Benjamin Moore "Wythe Blue" via
Back to the colour factor. Generally speaking, the reason why a lot of people love the overseas paint brands, like Farrow and Ball, is because they are a little 'dirty'. They have a bit of black pigment mixed in, and this gives the paint colour a sophistication and depth. You can in fact replicate their paint colours using Australian paint, it's just that if you're trying to do that off the chips in the Hardware store it's unlikely you're going to find the exact colour you're after. As I mentioned upthread the biggest sellers are 'clear' colours. They have a bit of a primary element to them, even if they're quite pale pastels. There's not a lot of depth and dimension to them, but these are the colours the average person will be attracted to on a tiny sample chip. My late Mother made a bit of an error with a yellow paint colour that she painted their casual living room in. Unfortunately at the time she was choosing paint colours, I was tied up in a meeting at work. I texted her back that I'd get out the Atlas and choose a yellow for her after the meeting was over, but it appears that when she said she needed a yellow straight away, she meant absolutely at that moment. So by the time I got the Atlas out and rang her to give her a name, she'd already instructed the painter and bought the paint. It's quite a bright yellow with a lot of white mixed in, so in my view, it doesn't have a lot of sophistication to it in terms of depth of colour, and isn't particularly period correct for the house. It's been a tricky colour to work around, as curtains etc came after the colour had already been chosen and applied, and it can look a little sickly under low light levels. But as my Mum said "It looked good on the chip". And this is another tip - get a sample pot. I never choose paint colours off a tiny chip. As a designer I can order A4 sized samples for projects, and frequently find it's often not the colour you were thinking it would be when it's in a larger sheet. So if you're thinking of choosing a colour try painting a larger sample first to see if it is what you thought it was.

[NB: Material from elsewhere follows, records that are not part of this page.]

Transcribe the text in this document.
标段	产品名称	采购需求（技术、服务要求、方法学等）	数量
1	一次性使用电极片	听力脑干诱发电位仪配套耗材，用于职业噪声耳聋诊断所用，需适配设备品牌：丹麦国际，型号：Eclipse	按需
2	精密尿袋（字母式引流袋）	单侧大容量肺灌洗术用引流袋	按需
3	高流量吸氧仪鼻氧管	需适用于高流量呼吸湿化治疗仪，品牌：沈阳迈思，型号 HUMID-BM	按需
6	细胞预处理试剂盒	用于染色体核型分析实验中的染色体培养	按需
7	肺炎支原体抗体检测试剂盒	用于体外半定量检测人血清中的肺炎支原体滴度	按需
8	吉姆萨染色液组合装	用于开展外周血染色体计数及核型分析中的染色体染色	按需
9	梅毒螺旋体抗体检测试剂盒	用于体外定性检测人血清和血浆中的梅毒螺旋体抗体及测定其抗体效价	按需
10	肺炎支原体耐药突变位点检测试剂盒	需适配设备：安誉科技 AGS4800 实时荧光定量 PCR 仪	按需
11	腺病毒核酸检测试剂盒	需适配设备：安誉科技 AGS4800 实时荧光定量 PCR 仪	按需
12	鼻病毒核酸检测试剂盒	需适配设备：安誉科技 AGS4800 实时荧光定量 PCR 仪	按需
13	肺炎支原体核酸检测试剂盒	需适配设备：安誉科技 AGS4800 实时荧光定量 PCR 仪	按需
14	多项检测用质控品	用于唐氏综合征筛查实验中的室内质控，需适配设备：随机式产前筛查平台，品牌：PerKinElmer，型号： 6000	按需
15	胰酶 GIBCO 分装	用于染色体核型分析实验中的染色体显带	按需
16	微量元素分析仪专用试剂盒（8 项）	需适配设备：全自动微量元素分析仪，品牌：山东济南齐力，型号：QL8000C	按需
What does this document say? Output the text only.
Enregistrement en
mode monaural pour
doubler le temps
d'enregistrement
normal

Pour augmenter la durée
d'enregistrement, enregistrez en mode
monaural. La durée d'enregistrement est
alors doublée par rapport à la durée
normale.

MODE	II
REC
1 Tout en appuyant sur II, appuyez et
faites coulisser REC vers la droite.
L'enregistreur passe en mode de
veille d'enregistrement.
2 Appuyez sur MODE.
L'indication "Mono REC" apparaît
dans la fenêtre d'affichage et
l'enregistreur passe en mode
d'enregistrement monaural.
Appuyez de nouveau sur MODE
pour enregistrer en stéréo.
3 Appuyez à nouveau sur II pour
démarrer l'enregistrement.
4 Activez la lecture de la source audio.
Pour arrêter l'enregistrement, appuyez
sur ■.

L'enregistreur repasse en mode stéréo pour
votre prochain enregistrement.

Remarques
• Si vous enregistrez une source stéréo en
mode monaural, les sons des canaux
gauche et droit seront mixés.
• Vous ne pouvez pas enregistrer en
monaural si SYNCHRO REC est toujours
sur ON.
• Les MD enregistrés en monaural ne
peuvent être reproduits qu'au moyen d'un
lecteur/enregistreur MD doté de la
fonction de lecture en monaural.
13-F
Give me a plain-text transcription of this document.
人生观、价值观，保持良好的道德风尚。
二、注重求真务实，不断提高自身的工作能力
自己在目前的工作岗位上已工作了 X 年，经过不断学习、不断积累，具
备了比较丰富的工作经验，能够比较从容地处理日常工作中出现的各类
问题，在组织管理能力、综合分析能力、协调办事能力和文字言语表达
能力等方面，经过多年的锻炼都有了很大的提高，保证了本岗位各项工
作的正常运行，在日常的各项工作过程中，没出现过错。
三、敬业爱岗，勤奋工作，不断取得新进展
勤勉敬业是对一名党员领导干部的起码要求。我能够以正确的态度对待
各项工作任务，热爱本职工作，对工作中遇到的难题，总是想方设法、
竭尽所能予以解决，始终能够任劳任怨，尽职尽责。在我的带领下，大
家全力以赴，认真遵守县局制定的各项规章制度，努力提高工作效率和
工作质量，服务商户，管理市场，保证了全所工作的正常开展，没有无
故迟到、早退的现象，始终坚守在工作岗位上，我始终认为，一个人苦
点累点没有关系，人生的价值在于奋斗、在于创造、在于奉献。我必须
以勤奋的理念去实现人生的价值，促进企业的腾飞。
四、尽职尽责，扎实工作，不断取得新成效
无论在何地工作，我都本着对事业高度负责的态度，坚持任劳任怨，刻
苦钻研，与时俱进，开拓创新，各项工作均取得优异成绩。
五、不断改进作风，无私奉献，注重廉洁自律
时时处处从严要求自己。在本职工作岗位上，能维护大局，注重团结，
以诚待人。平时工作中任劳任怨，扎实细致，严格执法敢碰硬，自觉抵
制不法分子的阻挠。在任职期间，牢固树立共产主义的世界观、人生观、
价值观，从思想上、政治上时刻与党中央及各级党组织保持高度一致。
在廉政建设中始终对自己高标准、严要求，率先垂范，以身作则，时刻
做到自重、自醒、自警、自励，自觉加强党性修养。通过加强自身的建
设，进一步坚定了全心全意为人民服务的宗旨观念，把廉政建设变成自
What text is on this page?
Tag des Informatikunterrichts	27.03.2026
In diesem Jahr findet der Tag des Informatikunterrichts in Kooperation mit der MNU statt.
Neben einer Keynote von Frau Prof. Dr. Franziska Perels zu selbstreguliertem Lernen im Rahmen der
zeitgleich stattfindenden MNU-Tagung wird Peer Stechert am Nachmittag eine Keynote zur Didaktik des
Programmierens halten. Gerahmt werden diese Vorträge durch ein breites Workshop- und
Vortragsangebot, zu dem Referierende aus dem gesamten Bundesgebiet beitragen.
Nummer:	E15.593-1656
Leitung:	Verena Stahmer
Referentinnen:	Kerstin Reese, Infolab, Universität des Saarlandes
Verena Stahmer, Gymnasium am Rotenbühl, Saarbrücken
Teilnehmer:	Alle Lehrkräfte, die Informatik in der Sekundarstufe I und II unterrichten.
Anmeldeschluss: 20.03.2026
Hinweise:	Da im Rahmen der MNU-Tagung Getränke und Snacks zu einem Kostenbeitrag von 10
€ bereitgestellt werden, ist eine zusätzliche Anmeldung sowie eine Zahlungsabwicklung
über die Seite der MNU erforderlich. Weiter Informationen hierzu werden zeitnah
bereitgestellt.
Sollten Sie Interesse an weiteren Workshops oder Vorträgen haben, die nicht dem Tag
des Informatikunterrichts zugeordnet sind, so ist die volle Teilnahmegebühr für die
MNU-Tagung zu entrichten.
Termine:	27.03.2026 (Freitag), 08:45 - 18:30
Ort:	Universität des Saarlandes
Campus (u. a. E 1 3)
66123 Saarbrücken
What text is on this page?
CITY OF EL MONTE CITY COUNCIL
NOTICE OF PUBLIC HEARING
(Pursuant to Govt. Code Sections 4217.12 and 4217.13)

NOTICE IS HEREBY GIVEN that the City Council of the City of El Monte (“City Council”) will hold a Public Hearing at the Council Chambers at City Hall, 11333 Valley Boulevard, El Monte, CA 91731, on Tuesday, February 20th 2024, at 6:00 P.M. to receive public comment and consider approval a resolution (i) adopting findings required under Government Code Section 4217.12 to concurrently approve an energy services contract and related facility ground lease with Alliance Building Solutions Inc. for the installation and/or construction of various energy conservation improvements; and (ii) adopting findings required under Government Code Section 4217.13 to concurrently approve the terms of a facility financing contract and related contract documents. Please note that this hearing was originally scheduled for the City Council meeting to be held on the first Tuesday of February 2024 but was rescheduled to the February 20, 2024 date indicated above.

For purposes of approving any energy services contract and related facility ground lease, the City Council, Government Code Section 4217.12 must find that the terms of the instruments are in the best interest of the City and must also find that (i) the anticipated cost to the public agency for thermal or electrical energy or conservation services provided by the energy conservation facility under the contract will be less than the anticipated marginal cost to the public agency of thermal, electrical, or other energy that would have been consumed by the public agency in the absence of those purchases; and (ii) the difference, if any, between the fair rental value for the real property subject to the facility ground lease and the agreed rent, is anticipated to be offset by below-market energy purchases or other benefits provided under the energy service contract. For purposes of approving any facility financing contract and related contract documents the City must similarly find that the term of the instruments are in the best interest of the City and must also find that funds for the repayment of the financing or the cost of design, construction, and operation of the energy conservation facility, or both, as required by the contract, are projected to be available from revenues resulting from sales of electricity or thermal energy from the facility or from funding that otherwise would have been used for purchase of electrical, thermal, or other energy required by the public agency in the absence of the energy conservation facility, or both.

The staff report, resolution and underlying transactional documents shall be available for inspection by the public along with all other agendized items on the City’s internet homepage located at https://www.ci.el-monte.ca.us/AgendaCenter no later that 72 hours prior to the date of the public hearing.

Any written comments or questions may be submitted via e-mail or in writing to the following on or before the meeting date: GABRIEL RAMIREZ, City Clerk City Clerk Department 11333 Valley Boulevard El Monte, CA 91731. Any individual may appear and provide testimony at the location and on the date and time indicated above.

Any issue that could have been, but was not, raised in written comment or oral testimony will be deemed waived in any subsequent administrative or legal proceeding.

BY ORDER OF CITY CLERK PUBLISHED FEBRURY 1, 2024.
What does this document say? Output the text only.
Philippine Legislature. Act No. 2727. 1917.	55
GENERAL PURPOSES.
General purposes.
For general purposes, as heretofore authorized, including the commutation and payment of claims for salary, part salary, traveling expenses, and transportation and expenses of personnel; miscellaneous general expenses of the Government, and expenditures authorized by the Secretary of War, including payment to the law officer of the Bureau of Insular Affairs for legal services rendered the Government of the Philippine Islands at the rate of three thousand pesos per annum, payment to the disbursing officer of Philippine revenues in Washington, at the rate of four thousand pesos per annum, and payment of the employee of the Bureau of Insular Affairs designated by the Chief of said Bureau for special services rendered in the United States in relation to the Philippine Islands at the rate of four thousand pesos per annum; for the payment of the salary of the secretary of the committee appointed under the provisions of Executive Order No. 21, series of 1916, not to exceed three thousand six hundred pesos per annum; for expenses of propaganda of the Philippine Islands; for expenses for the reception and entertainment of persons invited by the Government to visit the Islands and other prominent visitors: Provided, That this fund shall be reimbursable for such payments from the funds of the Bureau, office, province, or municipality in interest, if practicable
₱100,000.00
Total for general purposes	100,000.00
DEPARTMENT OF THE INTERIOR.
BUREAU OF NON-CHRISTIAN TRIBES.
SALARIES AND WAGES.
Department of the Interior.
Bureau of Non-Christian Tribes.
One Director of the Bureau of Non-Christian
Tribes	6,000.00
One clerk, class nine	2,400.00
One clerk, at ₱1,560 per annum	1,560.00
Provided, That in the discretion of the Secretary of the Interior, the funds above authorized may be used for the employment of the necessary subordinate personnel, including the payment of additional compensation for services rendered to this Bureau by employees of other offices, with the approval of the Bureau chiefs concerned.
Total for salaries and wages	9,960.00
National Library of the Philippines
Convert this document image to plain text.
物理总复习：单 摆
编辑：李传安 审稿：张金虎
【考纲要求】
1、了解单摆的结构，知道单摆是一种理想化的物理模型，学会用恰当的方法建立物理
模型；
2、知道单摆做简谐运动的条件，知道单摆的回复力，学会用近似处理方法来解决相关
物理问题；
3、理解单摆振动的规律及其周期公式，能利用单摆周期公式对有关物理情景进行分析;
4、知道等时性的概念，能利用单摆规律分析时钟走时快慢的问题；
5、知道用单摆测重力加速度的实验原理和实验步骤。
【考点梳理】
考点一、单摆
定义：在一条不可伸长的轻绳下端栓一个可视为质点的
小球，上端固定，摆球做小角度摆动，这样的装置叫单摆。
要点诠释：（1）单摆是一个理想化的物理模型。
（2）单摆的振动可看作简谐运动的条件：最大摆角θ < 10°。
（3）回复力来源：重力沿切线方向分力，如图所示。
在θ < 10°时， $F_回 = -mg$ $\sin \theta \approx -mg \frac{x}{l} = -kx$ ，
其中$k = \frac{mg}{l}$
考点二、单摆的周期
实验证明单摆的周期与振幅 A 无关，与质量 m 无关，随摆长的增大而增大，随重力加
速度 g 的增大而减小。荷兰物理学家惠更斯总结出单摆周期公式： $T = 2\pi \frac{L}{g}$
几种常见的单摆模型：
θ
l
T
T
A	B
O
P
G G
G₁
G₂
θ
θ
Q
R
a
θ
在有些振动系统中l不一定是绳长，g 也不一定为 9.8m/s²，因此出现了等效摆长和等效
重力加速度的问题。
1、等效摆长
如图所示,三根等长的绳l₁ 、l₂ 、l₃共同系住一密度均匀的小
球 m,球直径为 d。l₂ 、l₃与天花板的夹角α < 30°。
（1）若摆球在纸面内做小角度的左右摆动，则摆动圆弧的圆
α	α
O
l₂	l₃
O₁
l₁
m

Farrow and Ball "Blue Grey" via Tone on Tone blog
There are so many variables as to how a colour will look when its applied to a wall - geography and light levels for that particular room are the biggest. So if you fall in love with a paint colour in a magazine and you'd like to replicate it, try finding it locally - you can definitely find that colour in Australia, it's just not necessarily going to be displayed on the rack of a paint chip selection in a hardware store. If you naturally don't want to hire a Architect or Interior Designer to assist you in picking a couple of paint colours, you can always have a colour consultant come to your home from one of the paint companies (I linked to Dulux, however the other companies may offer this too if you check their website) and show them the images of colours you'd like to replicate. For a small cost outlay you'll end up saving yourself a lot of potential heartache and will find the colour you fell in love with in a magazine or Pinterest on your walls, without having to freight it over with all the potential pitfalls that may bring.